My favorite so far was visiting Disacare -- a Zambian organization where various people with disabilities build wheelchairs for other Zambians. It is where Jess has been working to design and build bicycle ambulances. (Jess has been here 5 times before and she's showing me the ropes.) Saw a few Zambulances being welded together, met the workers, got a marriage proposal--great place.
But today, we took a bus (*they pack the busses full full, no room for aisles, packed right between the businessman and the potatoes) out to Chilanga, spent 1.5 hours waiting to meet up with people. (Transportation is especially unpredictably inefficient because all the presidents in southern Africa are meeting in Zambia this week, and they keep closing random roads.) It gave me the chance to sit by the side of the road and just watch people.
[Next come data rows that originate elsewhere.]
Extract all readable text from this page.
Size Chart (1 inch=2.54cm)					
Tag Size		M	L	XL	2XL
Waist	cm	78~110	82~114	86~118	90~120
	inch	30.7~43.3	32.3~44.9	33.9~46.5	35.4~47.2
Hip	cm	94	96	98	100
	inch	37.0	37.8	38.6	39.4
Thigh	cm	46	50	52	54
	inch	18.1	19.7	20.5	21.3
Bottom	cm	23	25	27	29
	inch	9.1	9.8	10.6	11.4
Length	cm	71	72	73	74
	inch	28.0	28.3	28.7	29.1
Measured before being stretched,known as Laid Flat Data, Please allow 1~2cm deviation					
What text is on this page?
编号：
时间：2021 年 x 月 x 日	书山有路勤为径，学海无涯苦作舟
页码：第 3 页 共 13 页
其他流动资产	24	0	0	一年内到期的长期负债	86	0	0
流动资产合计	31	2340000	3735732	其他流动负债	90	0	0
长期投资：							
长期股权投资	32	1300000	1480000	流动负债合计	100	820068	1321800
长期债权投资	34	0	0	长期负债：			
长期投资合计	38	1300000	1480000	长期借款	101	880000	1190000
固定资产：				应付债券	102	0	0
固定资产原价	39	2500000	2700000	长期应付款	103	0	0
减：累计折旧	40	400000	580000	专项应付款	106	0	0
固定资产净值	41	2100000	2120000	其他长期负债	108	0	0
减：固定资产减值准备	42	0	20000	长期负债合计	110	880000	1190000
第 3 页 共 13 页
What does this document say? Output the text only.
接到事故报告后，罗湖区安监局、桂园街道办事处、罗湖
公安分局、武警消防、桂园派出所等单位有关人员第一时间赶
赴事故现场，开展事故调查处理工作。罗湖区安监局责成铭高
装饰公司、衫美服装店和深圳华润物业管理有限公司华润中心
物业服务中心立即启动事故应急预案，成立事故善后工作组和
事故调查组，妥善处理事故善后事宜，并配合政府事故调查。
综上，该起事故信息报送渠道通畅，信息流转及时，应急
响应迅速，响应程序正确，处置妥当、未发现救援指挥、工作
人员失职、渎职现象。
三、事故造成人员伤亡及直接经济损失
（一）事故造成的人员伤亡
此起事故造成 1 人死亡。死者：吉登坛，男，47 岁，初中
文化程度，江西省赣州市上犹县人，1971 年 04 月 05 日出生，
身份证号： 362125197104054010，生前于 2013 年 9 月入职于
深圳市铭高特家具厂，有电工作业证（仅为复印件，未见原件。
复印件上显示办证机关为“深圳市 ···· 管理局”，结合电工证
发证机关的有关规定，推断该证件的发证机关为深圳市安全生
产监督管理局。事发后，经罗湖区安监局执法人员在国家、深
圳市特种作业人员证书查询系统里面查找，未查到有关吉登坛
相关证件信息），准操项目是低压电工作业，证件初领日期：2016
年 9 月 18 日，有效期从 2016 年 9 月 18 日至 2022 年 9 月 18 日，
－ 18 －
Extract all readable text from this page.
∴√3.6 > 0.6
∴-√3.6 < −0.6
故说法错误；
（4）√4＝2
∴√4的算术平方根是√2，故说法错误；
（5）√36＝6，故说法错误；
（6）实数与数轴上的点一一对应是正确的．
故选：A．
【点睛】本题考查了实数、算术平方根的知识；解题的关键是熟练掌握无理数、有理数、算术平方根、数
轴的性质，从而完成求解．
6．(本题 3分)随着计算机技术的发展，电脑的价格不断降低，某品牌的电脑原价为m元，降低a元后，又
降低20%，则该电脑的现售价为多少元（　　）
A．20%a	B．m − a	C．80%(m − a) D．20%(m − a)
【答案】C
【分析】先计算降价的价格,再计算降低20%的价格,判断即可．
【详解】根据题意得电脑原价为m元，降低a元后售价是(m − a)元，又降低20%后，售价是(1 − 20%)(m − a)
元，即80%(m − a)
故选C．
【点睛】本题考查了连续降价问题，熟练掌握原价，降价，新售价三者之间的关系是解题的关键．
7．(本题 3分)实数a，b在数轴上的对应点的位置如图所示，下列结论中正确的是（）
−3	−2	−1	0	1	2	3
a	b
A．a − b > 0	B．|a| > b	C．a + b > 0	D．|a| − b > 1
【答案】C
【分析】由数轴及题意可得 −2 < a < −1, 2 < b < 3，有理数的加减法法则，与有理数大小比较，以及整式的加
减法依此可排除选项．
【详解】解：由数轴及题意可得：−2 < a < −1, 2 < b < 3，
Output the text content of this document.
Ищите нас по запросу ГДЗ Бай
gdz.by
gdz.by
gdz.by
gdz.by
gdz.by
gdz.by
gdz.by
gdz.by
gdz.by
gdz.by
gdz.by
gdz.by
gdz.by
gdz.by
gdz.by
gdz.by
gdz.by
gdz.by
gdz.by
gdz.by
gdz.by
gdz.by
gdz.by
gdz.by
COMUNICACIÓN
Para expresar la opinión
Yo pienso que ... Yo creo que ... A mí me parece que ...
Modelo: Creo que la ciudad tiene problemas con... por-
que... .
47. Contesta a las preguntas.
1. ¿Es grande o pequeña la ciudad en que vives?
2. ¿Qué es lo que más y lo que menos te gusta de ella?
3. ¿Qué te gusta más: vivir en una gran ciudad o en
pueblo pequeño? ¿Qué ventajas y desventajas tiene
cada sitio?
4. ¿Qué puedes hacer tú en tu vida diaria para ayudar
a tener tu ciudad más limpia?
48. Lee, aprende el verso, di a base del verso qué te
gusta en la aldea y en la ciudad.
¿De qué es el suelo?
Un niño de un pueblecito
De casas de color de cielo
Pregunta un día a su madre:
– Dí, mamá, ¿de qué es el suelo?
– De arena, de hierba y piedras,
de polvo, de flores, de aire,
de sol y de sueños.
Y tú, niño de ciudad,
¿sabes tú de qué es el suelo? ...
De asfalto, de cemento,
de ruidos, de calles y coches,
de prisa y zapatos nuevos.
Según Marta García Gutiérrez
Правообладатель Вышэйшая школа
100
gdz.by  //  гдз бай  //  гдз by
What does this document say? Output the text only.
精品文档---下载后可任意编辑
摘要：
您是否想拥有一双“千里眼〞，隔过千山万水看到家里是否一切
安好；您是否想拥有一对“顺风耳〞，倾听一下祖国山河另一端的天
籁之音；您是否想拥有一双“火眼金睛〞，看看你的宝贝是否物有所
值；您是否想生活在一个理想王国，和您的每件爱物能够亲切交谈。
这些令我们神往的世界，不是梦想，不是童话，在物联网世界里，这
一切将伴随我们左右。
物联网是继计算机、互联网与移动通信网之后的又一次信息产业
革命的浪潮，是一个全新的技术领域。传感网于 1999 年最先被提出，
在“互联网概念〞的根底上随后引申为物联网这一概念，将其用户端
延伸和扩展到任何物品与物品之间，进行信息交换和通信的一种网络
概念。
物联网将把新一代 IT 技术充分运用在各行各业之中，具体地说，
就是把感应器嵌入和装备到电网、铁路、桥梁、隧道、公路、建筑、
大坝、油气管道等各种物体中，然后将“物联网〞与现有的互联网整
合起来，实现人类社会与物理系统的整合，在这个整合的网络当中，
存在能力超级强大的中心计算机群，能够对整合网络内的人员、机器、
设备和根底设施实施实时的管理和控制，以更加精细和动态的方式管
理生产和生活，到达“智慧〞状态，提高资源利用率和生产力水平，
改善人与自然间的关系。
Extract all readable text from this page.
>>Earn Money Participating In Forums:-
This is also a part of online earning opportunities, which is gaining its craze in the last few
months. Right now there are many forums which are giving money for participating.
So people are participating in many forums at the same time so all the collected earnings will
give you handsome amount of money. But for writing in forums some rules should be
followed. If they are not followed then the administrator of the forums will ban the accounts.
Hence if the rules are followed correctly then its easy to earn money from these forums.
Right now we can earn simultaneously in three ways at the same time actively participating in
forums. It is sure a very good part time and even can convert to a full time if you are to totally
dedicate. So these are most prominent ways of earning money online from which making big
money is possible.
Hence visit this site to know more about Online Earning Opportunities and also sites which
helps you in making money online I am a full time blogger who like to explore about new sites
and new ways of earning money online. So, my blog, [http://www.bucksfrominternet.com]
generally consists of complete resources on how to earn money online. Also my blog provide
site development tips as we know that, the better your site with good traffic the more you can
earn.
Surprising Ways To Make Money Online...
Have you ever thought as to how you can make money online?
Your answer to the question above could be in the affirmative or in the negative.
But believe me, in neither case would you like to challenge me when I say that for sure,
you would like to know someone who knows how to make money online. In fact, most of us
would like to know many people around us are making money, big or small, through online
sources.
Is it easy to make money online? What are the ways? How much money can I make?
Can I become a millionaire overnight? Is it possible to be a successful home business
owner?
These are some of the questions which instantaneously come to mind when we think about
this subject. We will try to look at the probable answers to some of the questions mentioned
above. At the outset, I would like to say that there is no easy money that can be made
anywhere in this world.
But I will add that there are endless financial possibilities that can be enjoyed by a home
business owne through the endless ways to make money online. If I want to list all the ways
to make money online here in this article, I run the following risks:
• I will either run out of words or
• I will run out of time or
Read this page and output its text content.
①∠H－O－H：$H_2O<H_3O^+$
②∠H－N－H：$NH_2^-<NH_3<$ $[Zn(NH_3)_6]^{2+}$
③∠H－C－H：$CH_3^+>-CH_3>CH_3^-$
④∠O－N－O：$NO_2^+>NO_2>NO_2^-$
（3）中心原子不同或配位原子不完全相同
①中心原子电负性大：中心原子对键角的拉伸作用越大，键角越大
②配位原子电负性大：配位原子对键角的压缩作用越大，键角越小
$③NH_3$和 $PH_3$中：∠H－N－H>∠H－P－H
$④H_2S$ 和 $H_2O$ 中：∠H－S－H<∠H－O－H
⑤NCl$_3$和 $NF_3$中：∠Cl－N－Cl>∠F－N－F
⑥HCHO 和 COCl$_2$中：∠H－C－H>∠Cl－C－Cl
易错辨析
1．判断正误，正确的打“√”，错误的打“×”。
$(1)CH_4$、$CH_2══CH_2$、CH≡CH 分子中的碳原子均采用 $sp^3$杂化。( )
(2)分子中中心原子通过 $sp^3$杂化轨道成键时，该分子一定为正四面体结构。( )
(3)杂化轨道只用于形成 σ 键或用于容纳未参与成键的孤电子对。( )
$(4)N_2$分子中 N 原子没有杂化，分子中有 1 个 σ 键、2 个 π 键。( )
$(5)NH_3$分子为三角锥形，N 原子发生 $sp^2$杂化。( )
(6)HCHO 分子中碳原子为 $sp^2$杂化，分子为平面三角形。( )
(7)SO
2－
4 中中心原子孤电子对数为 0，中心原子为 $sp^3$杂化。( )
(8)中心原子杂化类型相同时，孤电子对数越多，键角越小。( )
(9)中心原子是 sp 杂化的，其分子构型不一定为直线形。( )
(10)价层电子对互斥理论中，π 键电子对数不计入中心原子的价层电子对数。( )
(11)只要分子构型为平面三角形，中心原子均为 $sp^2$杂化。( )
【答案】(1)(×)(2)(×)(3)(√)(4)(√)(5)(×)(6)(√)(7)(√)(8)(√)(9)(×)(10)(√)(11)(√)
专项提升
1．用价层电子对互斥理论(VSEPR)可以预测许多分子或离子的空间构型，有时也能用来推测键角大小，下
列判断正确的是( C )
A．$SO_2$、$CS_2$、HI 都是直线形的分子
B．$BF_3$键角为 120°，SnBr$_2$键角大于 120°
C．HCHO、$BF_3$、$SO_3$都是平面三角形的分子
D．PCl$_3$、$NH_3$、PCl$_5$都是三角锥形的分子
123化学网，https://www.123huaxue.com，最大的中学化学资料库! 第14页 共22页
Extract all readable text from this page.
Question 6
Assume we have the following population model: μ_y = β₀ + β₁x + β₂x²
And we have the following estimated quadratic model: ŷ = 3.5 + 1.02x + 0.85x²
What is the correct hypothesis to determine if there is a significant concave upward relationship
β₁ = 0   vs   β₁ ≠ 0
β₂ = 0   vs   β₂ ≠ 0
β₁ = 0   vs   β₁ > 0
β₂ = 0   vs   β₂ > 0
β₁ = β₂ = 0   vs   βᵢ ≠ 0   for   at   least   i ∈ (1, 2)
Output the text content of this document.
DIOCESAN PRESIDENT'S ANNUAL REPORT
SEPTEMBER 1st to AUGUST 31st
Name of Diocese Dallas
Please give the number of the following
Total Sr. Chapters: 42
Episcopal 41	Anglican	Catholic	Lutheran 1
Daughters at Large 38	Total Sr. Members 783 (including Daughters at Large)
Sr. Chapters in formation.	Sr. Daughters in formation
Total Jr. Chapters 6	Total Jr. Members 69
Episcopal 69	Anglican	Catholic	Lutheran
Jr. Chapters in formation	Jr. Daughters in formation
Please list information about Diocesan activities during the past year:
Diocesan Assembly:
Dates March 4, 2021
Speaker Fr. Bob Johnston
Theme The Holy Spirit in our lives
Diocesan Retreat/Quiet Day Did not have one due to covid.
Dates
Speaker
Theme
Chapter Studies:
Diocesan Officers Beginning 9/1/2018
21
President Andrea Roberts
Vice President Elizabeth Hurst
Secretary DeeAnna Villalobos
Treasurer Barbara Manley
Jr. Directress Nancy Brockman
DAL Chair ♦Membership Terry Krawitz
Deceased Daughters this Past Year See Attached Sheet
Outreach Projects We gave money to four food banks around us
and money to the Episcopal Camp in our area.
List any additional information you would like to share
Little kids always smile and wave back. Women carrying babies will usually smile and wave back, too, although a little more shyly. A soldier stopped and talked to me. He grinned and asked if I was "relazzing." Yeah, I said, I was relaxing.
Eventually, Jess and I met up with Leonard, who was running an AIDS training workshop at a church at a compound called Freedom. Every bench was filled with dark smiling faces, carefully taking notes about the immune system. Then we ran back to the main road to catch a bus over to the Hospice Clinic. We talked to a nun there about working with D-lab and checked in on the bike ambulance they have. The nun told us to come back on Monday when they're less busy, and the bike ambulance was broken--and looked as if it were never used. We agreed to take it off their hands, repair it and give it to the community of Linda nearby that had a bike ambulance already that they use regularly. Then we jumped in Kenny's (from Disacare) truck bed (woah, truck beds open on all sides here, not just the back!) with the bike ambulance, picked up a few hitchikers who jumped in the bed with us, and drove to Linda to meet Johnny, guardian angel of Linda. He runs a community center where we saw him teaching a class on clean drinking water to a room full of women and their babies. Sat and talked to some of the women who work at the center for a long time. Bussed back home again, more bussing for groceries, then home again and Emmanuel gave us an impromptu Nyanja language lesson. (Professor Emmanuel Matsika attended IDDS and is now hosting us in his home across the street from the University of Zambia.)
The astounding moment when it all finally set in was when I looked at my hand and was shocked by its paleness. The only other muzungus (whiteys) I've seen here were at the shopping block and the nuns at Hospice. You know you're in Africa when you forget you're white.
14 August 2007
Robodog takes town
I am the luckiest girl in the whole entire world, so just tell me that when I come back with malarial polio-infested yellow fever.
Among other things...
Objective #1: Find a new not-so-remote village that D-Lab students can work with during the rainy season
Objective #2: Touch base with contacts in Mwape, current remote village, and get updates on ongoing projects
A year ago, I decided my dream job was working for Amy Smith and traveling to the D-Lab sites. I'm going to lead trips to Zambia over the next year.
Someone pinch me.
Right on the heels of IDDS. I just had a few days buffer time to pack my room, move my stuff to my apartment, and pack for Zambia. This is insane. And [grin] wonderful.